Bethel AME, S.F.'s Oldest Black Church, Won't Appoint Controversial Pastor John J. Hunter

Categories: Religion
rev-john-hunter.jpg
First AME Church
The Rev. John J. Hunter has not had a pleasant trip to SF.
The Rev. John J. Hunter arrived in San Francisco on Nov. 3; Bishop T. Larry Kirkland, of the African Methodist Episcopal Church, had appointed him to lead Bethel AME -- the city's oldest black church.

After Hunter arrived at SFO, the Los Angeles Times reported, a driver took him downtown, where he was set to meet with church officials. Instead, the officials handed him an emergency resolution that blocked him from the position. The document stated that Hunter would damage the church's reputation, built up and made sterling by Bethel AME's previous pastor, the Rev. J. Edgar Boyd.
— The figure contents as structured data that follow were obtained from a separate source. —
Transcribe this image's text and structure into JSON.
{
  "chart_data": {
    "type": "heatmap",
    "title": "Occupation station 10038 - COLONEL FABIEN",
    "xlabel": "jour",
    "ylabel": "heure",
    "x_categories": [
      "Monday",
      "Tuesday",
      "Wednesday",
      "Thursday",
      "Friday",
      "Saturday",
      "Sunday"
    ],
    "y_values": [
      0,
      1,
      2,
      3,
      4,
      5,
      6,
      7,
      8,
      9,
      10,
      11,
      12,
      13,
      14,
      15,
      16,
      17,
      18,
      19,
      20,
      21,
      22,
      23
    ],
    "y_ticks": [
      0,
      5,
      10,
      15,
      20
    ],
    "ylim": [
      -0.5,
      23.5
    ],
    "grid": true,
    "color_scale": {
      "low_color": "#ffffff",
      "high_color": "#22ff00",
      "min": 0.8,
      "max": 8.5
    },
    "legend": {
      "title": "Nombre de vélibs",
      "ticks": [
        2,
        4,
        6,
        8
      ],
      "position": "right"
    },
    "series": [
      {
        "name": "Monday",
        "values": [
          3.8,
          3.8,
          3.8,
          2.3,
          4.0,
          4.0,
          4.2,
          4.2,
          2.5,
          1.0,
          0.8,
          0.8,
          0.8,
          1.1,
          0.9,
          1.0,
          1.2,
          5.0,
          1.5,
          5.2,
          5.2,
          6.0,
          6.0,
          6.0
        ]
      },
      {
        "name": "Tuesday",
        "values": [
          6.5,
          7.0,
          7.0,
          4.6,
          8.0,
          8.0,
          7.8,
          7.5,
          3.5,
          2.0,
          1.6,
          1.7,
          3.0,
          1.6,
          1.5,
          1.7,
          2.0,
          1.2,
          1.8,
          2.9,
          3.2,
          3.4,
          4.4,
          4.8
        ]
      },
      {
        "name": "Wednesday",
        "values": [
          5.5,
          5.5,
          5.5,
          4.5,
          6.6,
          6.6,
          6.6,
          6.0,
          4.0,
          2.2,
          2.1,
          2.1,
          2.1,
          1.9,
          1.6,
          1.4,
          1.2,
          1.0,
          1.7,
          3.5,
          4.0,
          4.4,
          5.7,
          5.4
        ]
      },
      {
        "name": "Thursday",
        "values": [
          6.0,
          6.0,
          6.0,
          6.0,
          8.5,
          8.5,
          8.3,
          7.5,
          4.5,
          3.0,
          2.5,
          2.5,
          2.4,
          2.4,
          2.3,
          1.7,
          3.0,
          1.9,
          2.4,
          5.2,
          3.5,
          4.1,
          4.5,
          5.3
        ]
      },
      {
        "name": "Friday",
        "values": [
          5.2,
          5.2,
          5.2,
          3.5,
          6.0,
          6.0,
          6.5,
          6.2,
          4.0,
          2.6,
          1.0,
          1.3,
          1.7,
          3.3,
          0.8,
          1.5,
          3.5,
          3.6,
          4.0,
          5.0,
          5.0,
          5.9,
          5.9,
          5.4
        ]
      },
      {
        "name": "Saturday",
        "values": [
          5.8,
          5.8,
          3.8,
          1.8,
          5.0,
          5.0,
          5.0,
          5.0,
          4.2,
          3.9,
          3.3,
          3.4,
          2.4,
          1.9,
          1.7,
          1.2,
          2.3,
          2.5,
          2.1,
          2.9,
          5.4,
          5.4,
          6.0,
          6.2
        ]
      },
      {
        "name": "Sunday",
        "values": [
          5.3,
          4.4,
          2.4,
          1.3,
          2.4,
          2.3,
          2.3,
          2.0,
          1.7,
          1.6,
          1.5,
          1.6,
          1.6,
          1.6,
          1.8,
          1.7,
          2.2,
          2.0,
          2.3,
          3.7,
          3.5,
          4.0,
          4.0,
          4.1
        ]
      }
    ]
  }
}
"You could've e-mailed or faxed this to me," Hunter responded, according to the Times.

Rev. Hunter was a well-known name by this point. He had previously led First AME in L.A. for eight years. During that stretch, he was investigated by the IRS for owing more than $300,000 in back taxes and caught "using First AME's credit cards for $122,000 in personal expenditures on items including suits, jewelry, vacations and auto supplies," according to the Times.

The list went on:

For years, critics of Hunter complained that he was inaccessible, overspent on personal security and refused to live in the South L.A. community where he preached. They said the church's membership, tithing and its activist profile declined during Hunter's tenure.

Hunter was also sued for sexual harassment. The lawsuit, LA Weekly reported in 2009, claimed "that he pressured a subordinate for on-demand sex as 'God's will.'" The accuser, Rev. Brenda Lamothe, also alleged that Hunter sent her inappropraite greeting cards.

As LA Weekly explained:

Lamothe's publicist sent LA Weekly the greetings cards in question. One states, in handwriting, that the author is on a plane and when it lands the "first I will do is call you." Another, in what appears to be the same writing, says, "Yes, I jacked off too -- thinking of you." The cursive loop in the first "Y" contains a smiley face within.
While Hunter's camp insists these were intimate mementos intended for his wife (Mrs. Hunter was quoted yesterday as saying they were "private communications between me and my husband"), they are not addressed to anyone in particular. And -- do we have to say it -- who in the history of the world tells his wife that he pleasured himself to thoughts of her?

Bethel AME wasn't having that.

The morning after the officials gave Hunter the declaration, members of the congregation stood in front of the church before the 8 a.m. service, to keep Hunter from the pulpit. He showed up 30 minutes into the mass. After reportedly making a bit of a scene -- "loud and boisterous," is how one witness described it to the Times -- Hunter "left and has had little contact since then with church members."

Bishop Kirkland, apparently holding his ground, "flew to San Francisco to admonish the congregation for making judgments about Hunter."

The Bethel congregation is holding its ground, too.